Perelmen junior, played by Uruguayan actor Daniel Hendler, by now a mainstay in Burman movies, is a decent sort. He presents as dark haired, a bit brooding and only semicomfortable in his own skin. He is prone to introverted philosophizing. He is a geek who works hard as a legal aid attorney, and who is a dedicated teacher and a solid, grateful husband: As he ambles through his month off, he seems thoroughly uninterested in cheating on Sandra (“It was a miracle to marry Sandra,” he intones, in certain awe of himself). So the question arises, why lie?
“It’s the dynamic of the marriage,” said Burman, for whom “Family Law,” Argentina’s entry for best foreign film, will be a second stab at an Oscar. (His first was 2004’s “The Lost Embrace,” which won two Silver Bears at the Berlin Film Festival.) “He yearns for a kind of freedom, and he needs to keep his pointless secrets. If she knew, it wouldn’t matter, but from a masculine point of view, these small, irrelevant lies give you a sense of liberty.”
“Family Law,” a wry but finally appreciative meditation on family life, argues that speaking, explaining, analyzing — in short, explicitness, the very bread and butter of so many talky family movies — may be seriously overrated.
For instance, the fact that the pretty and practical Sandra, a Pilates teacher, is not Jewish, is a nonissue that does not merit a brief reference in the film. “This simply accords with the way I live my own Judaism,” Burman said. “I am absolutely Jewish, but the conflicts of my daily life have nothing to do with being a Jew. Not everything connects in that way. Part of the family is Jewish, another part is not, and it is possible that that not be a conflict. You can live through the situation of a Jewish boy marrying a non-Jewish girl and have conflicts in life, but they have nothing to do with that. ”
Burman, 33, is married to a non-Jewish architect with whom he has two children. The oldest, Eloy, winningly plays Sandra and Ariel’s son, Gaston Perleman. Eloy calls his dad “Burman.” In the movie, Gaston, the son, calls his dad “Perelman.”
But it is not just Sandra’s non-Jewishness that fleets unmentioned through the movie. As we follow the family through courtship, marriage, a son, a birthday party and a funeral, Perelman’s Judaism is similarly implicit yet unspoken.

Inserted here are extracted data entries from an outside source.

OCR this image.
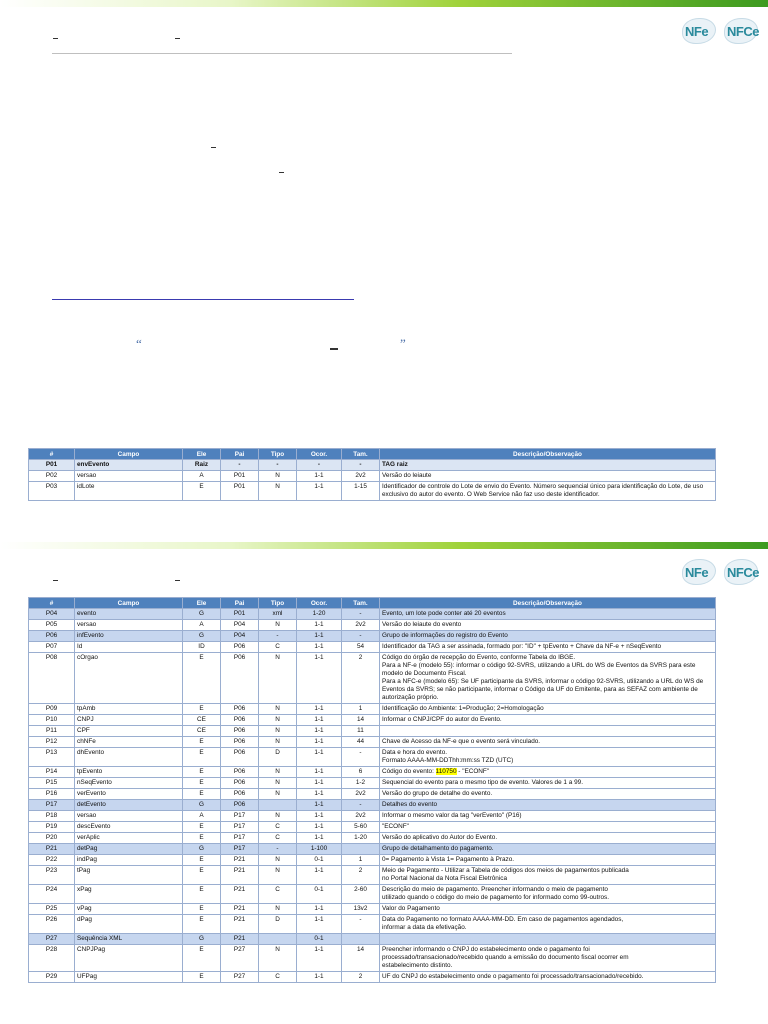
NFe NFCe
“	”
#	Campo	Ele	Pai	Tipo	Ocor.	Tam.	Descrição/Observação
P01	envEvento	Raiz	-	-	-	-	TAG raiz
P02	versao	A	P01	N	1-1	2v2	Versão do leiaute
P03	idLote	E	P01	N	1-1	1-15	Identificador de controle do Lote de envio do Evento. Número sequencial único para identificação do Lote, de uso exclusivo do autor do evento. O Web Service não faz uso deste identificador.
NFe NFCe
#	Campo	Ele	Pai	Tipo	Ocor.	Tam.	Descrição/Observação
P04	evento	G	P01	xml	1-20	-	Evento, um lote pode conter até 20 eventos
P05	versao	A	P04	N	1-1	2v2	Versão do leiaute do evento
P06	infEvento	G	P04	-	1-1	-	Grupo de informações do registro do Evento
P07	Id	ID	P06	C	1-1	54	Identificador da TAG a ser assinada, formado por: "ID" + tpEvento + Chave da NF-e + nSeqEvento
P08	cOrgao	E	P06	N	1-1	2	Código do órgão de recepção do Evento, conforme Tabela do IBGE.
Para a NF-e (modelo 55): informar o código 92-SVRS, utilizando a URL do WS de Eventos da SVRS para este modelo de Documento Fiscal.
Para a NFC-e (modelo 65): Se UF participante da SVRS, informar o código 92-SVRS, utilizando a URL do WS de Eventos da SVRS; se não participante, informar o Código da UF do Emitente, para as SEFAZ com ambiente de autorização próprio.
P09	tpAmb	E	P06	N	1-1	1	Identificação do Ambiente: 1=Produção; 2=Homologação
P10	CNPJ	CE	P06	N	1-1	14	Informar o CNPJ/CPF do autor do Evento.
P11	CPF	CE	P06	N	1-1	11	
P12	chNFe	E	P06	N	1-1	44	Chave de Acesso da NF-e que o evento será vinculado.
P13	dhEvento	E	P06	D	1-1	-	Data e hora do evento.
Formato AAAA-MM-DDThh:mm:ss TZD (UTC)
P14	tpEvento	E	P06	N	1-1	6	Código do evento: 110750 - "ECONF"
P15	nSeqEvento	E	P06	N	1-1	1-2	Sequencial do evento para o mesmo tipo de evento. Valores de 1 a 99.
P16	verEvento	E	P06	N	1-1	2v2	Versão do grupo de detalhe do evento.
P17	detEvento	G	P06		1-1	-	Detalhes do evento
P18	versao	A	P17	N	1-1	2v2	Informar o mesmo valor da tag "verEvento" (P16)
P19	descEvento	E	P17	C	1-1	5-60	"ECONF"
P20	verAplic	E	P17	C	1-1	1-20	Versão do aplicativo do Autor do Evento.
P21	detPag	G	P17	-	1-100		Grupo de detalhamento do pagamento.
P22	indPag	E	P21	N	0-1	1	0= Pagamento à Vista 1= Pagamento à Prazo.
P23	tPag	E	P21	N	1-1	2	Meio de Pagamento - Utilizar a Tabela de códigos dos meios de pagamentos publicada
no Portal Nacional da Nota Fiscal Eletrônica
P24	xPag	E	P21	C	0-1	2-60	Descrição do meio de pagamento. Preencher informando o meio de pagamento
utilizado quando o código do meio de pagamento for informado como 99-outros.
P25	vPag	E	P21	N	1-1	13v2	Valor do Pagamento
P26	dPag	E	P21	D	1-1	-	Data do Pagamento no formato AAAA-MM-DD. Em caso de pagamentos agendados,
informar a data da efetivação.
P27	Sequência XML	G	P21		0-1		
P28	CNPJPag	E	P27	N	1-1	14	Preencher informando o CNPJ do estabelecimento onde o pagamento foi
processado/transacionado/recebido quando a emissão do documento fiscal ocorrer em
estabelecimento distinto.
P29	UFPag	E	P27	C	1-1	2	UF do CNPJ do estabelecimento onde o pagamento foi processado/transacionado/recebido.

Among other things, Burman faithfully portrays much of Buenos Aires’s assimilated Jewish professional class, now possibly losing its Jewish identity (but not its surnames). Or, as he might prefer, he portrays an urbane, well-balanced expression of Jewishness that does not flagellate itself over the blessing of a single, lovely shiksa.
And anyway, this is a movie about fathers and sons, and about the jurisprudential profession. In a long opening meditation, Perelman junior points out that his father chose law, but he has chosen justice. As he gingerly opens the door to what should have been, had he followed his dad’s footsteps, his office at the law firm, the camera’s eye falls on his real future — that is, right now — where Perelman junior expertly leads a class.
And it is, of course, about being a Jew in Argentina, for him, “one of the best places on earth to be a Jew.”
When this year’s Oscar selection was announced, Burman faced a barrage of queries concerning Argentine antisemitism from the foreign media. This emanates, he said, “from prejudice and ignorance.”
”Look, I am a very publicly Jewish director, and in two cases I have represented my county at the Oscars. That tells you something about a country, doesn’t it? I don’t for example, imagine this necessarily happening in Austria…..”
Noga Tarnopolsky is a cultural correspondent living in Israel.